Collections grew 23.3 percent compared to April of last year
Kentucky Press News Service
Frankfort – The Office of State Budget Director reported Tuesday that April’s General Fund receipts set an all-time high for a month, surpassing the $1 billion mark for the first time ever.
Collections grew 23.3 percent compared to April of last year, an increase of $193.5 million. Total revenues for the month were $1.0237 billion, compared to $830.2 million received during April 2014. Receipts have now grown 6.2 percent for the first 10 months of fiscal year 2015, a state news release said.

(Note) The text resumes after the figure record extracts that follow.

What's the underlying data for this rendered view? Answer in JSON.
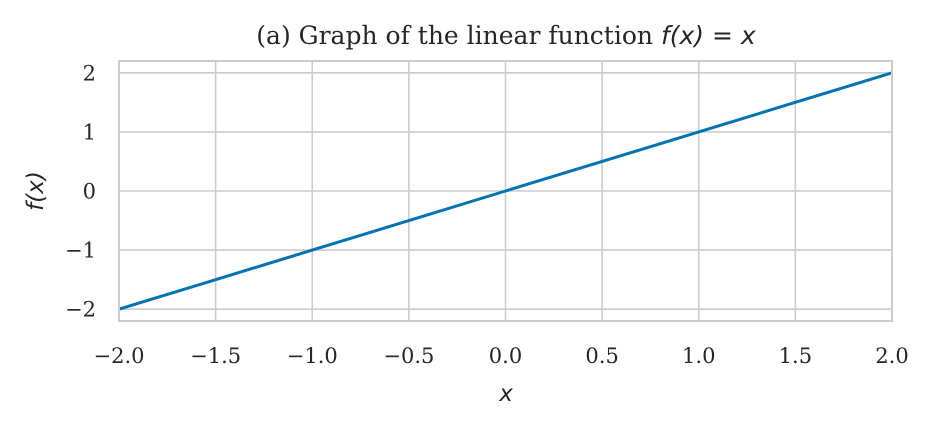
{
  "colors": {
    "series": "#0173b2",
    "grid": "#cccccc",
    "text": "#262626"
  },
  "chart_data": {
    "type": "line",
    "title": {
      "prefix": "(a) Graph of the linear function ",
      "math": "f(x) = x"
    },
    "xlabel": "x",
    "ylabel": "f(x)",
    "xlim": [
      -2.0,
      2.0
    ],
    "ylim": [
      -2.2,
      2.2
    ],
    "xticks": [
      -2.0,
      -1.5,
      -1.0,
      -0.5,
      0.0,
      0.5,
      1.0,
      1.5,
      2.0
    ],
    "xtick_labels": [
      "−2.0",
      "−1.5",
      "−1.0",
      "−0.5",
      "0.0",
      "0.5",
      "1.0",
      "1.5",
      "2.0"
    ],
    "yticks": [
      -2,
      -1,
      0,
      1,
      2
    ],
    "ytick_labels": [
      "−2",
      "−1",
      "0",
      "1",
      "2"
    ],
    "grid": true,
    "series": [
      {
        "x": [
          -2.0,
          -1.5,
          -1.0,
          -0.5,
          0.0,
          0.5,
          1.0,
          1.5,
          2.0
        ],
        "y": [
          -2.0,
          -1.5,
          -1.0,
          -0.5,
          0.0,
          0.5,
          1.0,
          1.5,
          2.0
        ]
      }
    ]
  }
}
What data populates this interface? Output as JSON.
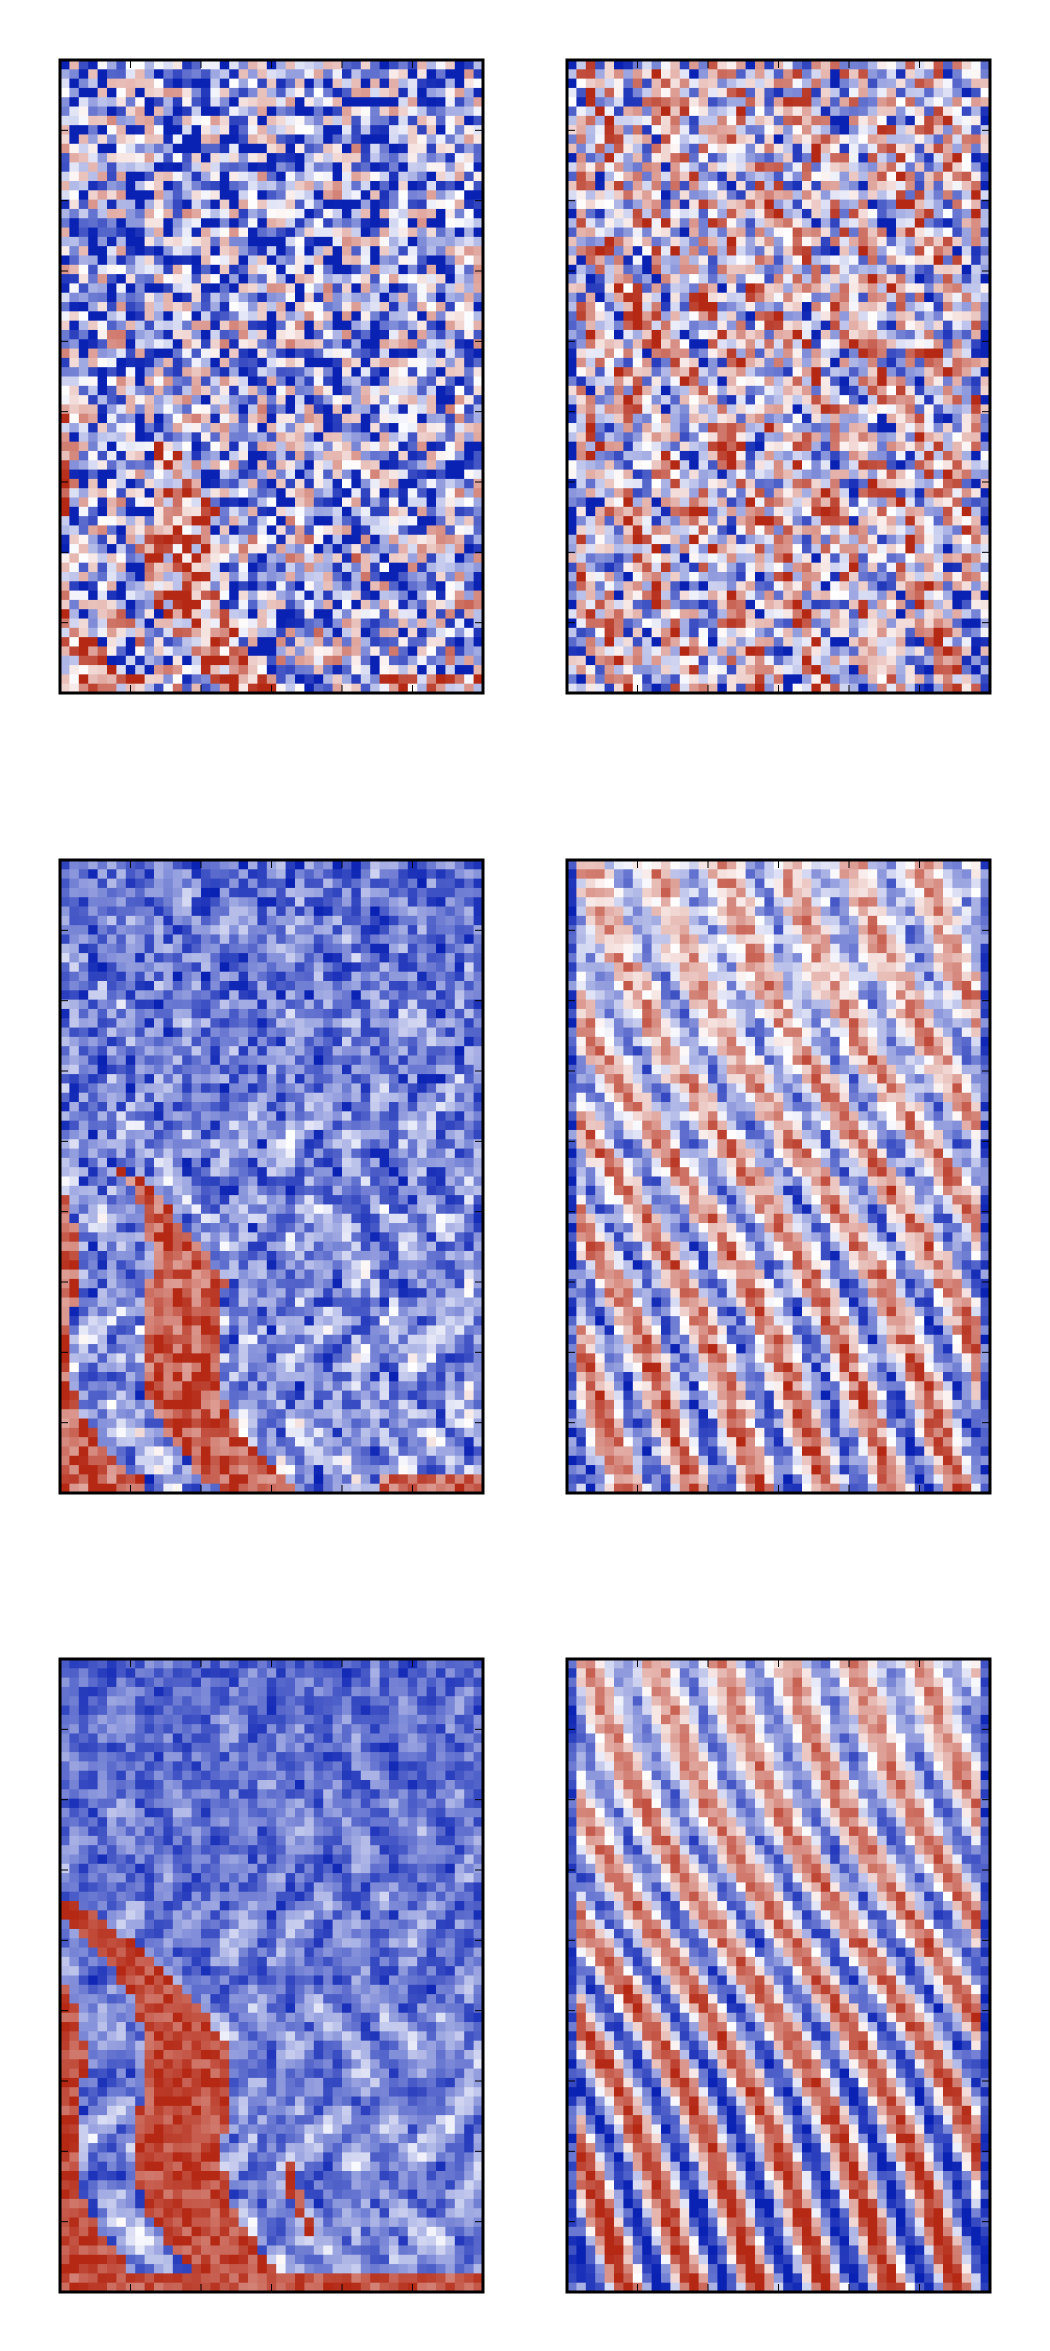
{
  "colormap": [
    "#0a22b4",
    "#ffffff",
    "#b42814"
  ]
}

The enacted budget calls for 3.6 percent revenue growth for the entire fiscal year. With receipts through April, collections in May and June can decrease 7.8 percent from those months in
2014 to meet budgeted levels.
State Budget Director Jane C. Driskell said that while she is pleased to see General Fund receipts top $1 billion, she emphasized that the last quarter of almost every fiscal year typically contains some timing issues, especially in the income taxes, that create variability in monthly growth rates.
Driskell further commented in the news release that “we are seeing strong signs of economic improvement.
“Strong growth in withholding and the sales tax are directly linked to the economy and have remained consistently strong year-to-date. Kentucky employment growth of 2.0 percent is expected in the fourth quarter of FY15, which translates into strong wage and salary growth of 6.5 percent. Personal
income for many Kentuckians has grown as the unemployment rate has come down over the previous 12 months. Personal income is projected to grow 4.7 percent in the fourth quarter.
“Both employment growth and wage growth are near post-recession high marks. In addition, the outlook for consumer spending is positive due to higher levels of consumer confidence, increased purchasing power for imports due to the strong dollar, and continued low energy prices. We are confident that when we close the books on this fiscal year, revenue growth will exceed the budgeted amount. Our third quarter economic and revenue report projects that we will exceed the official estimate by $46.1 million. This will be a remarkable turnaround given that we ended last fiscal year with a $90 million revenue shortfall.”
Among the major accounts in April:
• Sales and use tax receipts increased 7.3 percent for the month and have grown 4.4 percent year-to-date.
• Individual income tax collections grew 39.5 percent in April. Growth in this account was broad-based and the withholding component posted a 12.3 percent increase in April indicating a strong labor market. Total individual income tax receipts have grown 11.4 percent though the first ten months of FY15.
• Business tax collections showed a solid pattern of growth in April. Corporation income tax receipts grew 4.4 percent and have increased 1.6 percent for the year. The limited liability entity tax, a backstop to the corporate income tax, grew 47.8 percent with nominal growth of $14.8 million.
• Property tax collections rose 0.6 percent and are up 0.9 percent year-to-date.
• Cigarette tax receipts grew 14.6 percent but are down 2.3 percent year-to-date.
• Coal severance tax receipts fell 7.5 percent for the month and are down 7.2 percent through the first 10 months of the fiscal year.
Road Fund receipts declined 12.8 percent in April with collections of $115.1 million. The decline was generally across the board as most of the major accounts experienced declines.
The official Road Fund revenue estimate call for revenues to decline 0.9 percent for the fiscal year.
Based on year-to-date tax collections, revenues must increase 0.8 percent for the remainder of the year to meet the estimate. Among the accounts, taxes on motor fuels fell 14.8 percent due to a lower tax rate. Motor vehicle usage revenue decreased 2.9 percent as vehicle sales are not outpacing the new tax credit for trade-ins on new vehicles. License and privilege receipts decreased 16.0 percent.
The Office of State Budget Director’s third quarter economic and revenue report projects that the Road Fund will fall short of the official estimate by $11.1 million.